The vast majority of those involved, especially in rural areas, clearly see The Twelfth as a family day out. They love the pageantry, the banners, flags and street arches. They also love the marching bands, the uniforms, the fifes and drums, bagpipes and flutes. I like those musical instruments also. So there are issues we have in common.
But there are other issues to be looked at. Beneath and behind all this craic on The Twelfth is the history of Orangeism and the deeply sectarian nature and role of the Orange Order in creating and upholding the northern statelet. Add to that an overdose of anti-Catholic bigotry and you get the deeply offensive and provocative behavior of some of the marchers prevalent to this day in some places not far from where I pen these words.
And the bonfires! I cannot imagine any modern society where bonfires would be built on public streets and roads close to homes and public buildings, including hospitals. The lighting of bonfires to mark events goes back centuries in human history and is not confined to the Orange, or Ireland.
But in most other cultures the fires are modest affairs on hilltops or the edge of fields. Indeed in many places nowadays they are confined to designated sites and beacons in steel containers.
They are not the dangerous high pyres festooned with sectarian banners, flags, effigies, religious icons or images of politicians.
Could it be that this burning of images associated with others has its roots in the annual ritual burning of an effigy of Lundy, the "traitor" of the Siege of Derry?
And what of the damage to the environment? If I burned rubber tires in my backyard I would quite rightly be prosecuted. That doesn’t happen if such burning is associated with the Orange Order.
While a global movement has emerged everywhere to raise concerns about climate warming and damage to the environment, in this place thousands of burning piles of rubber tires poison the air every July.
Why are laws governing these matters not enforced? Or laws dealing with incitement to hatred? Surely no decent Orange member wants to be associated with such behavior. Surely Orange leaders have an obligation to make this clear.
This column upholds the right of the Loyal Orders to march and to celebrate the Orange tradition. That tradition is part of what we are and when the Union is ended there will continue to be Orange events and the Orange will have the right to celebrate its traditions in the new Ireland.

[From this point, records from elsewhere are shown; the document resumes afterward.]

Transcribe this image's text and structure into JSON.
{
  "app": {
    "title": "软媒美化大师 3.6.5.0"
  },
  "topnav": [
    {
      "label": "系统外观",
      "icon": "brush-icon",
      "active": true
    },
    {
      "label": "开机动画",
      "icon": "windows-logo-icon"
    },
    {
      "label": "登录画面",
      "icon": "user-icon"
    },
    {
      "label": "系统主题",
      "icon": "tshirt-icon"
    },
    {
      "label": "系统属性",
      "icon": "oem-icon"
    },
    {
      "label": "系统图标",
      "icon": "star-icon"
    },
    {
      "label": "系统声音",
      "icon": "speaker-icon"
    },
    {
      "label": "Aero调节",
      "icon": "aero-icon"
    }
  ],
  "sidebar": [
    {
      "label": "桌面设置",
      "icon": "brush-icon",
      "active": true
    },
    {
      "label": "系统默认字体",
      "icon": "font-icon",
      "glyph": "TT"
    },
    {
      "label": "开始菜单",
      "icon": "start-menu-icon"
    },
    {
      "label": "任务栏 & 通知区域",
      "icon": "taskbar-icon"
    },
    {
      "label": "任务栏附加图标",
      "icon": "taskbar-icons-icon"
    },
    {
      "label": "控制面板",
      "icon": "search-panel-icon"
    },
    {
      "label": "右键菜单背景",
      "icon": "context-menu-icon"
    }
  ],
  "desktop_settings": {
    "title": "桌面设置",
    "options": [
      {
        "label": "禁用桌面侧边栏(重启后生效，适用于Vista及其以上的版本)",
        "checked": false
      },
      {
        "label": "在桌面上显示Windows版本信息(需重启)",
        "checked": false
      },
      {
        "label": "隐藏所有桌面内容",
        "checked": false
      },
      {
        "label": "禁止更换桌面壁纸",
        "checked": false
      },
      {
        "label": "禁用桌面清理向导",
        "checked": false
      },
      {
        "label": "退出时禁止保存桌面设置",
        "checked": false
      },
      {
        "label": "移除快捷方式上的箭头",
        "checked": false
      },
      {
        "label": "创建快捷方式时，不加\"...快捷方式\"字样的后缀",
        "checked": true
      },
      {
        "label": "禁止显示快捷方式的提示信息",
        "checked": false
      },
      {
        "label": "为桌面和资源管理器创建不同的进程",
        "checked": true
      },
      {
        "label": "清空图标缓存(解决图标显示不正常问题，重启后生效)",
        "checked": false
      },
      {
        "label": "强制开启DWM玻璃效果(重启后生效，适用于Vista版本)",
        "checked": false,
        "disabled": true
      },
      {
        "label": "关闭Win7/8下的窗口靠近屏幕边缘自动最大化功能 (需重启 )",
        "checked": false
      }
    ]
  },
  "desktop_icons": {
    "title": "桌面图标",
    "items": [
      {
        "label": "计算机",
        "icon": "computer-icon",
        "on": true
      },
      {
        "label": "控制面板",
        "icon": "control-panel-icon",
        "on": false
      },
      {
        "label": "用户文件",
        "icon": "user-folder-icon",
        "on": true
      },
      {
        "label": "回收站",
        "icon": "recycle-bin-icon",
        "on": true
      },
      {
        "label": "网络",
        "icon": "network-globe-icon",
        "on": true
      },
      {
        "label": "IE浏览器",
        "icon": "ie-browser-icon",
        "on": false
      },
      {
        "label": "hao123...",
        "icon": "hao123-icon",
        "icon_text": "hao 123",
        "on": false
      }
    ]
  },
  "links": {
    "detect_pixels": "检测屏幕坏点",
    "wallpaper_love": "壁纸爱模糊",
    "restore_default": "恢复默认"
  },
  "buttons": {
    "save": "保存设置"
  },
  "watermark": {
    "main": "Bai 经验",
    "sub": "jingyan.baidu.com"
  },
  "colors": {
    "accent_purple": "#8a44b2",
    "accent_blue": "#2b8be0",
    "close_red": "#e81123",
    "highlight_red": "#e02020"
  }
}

But the Orange clearly has a lot to do to make its behavior more acceptable. And it doesn't have to wait until the new Ireland to do this. In fairness, there have been very worthy efforts to ease tensions. They continue to this day.

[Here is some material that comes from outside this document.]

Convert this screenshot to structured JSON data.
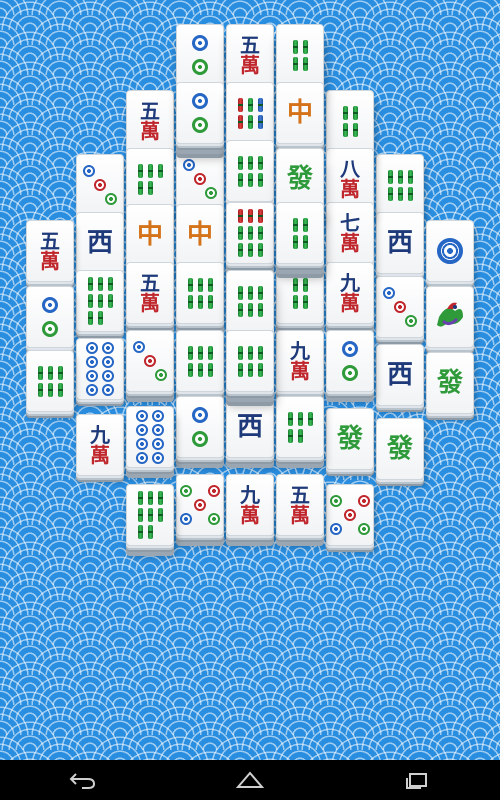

Every July, community representatives in Belfast liaise in flashpoint areas to ensure that calm is maintained. While the rest of us are asleep in our beds sensible loyalists and republicans keep the peace. Dialogue is central to this.
Many years ago, Derry led the way when talks between The Bogside Residents and The Loyal Orders put in place arrangements which facilitated the conduct of Orange parades in that fine city. Now the marching season in Derry is generally peaceful. The irony these days is that recent street disturbances there - and they were limited and unpopular - come from a different source. The death of Lyra McKee in 2019 at the hands of so-called dissidents is a tragic example of the stupidity of those involved.
So, there is a lot still to do to make our society more tolerant and fair. Those of us who rail against the unacceptable aspects of Orangeism need to be avowedly anti-sectarian. We don’t have to like The Twelfth. But we can, and do, put up with it. The Orange parade in Rossnowlagh in Donegal is held up as a good example of a peaceful, non-contentious acceptable Orange event. Years ago, a Donegal Orangeman interviewed on why this was so while there was chaos on this side of the border replied: "Because we don’t threaten anyone in Rossnowlagh."
There is learning for all of us in that. May all our Twelfths be like Rossnowlagh.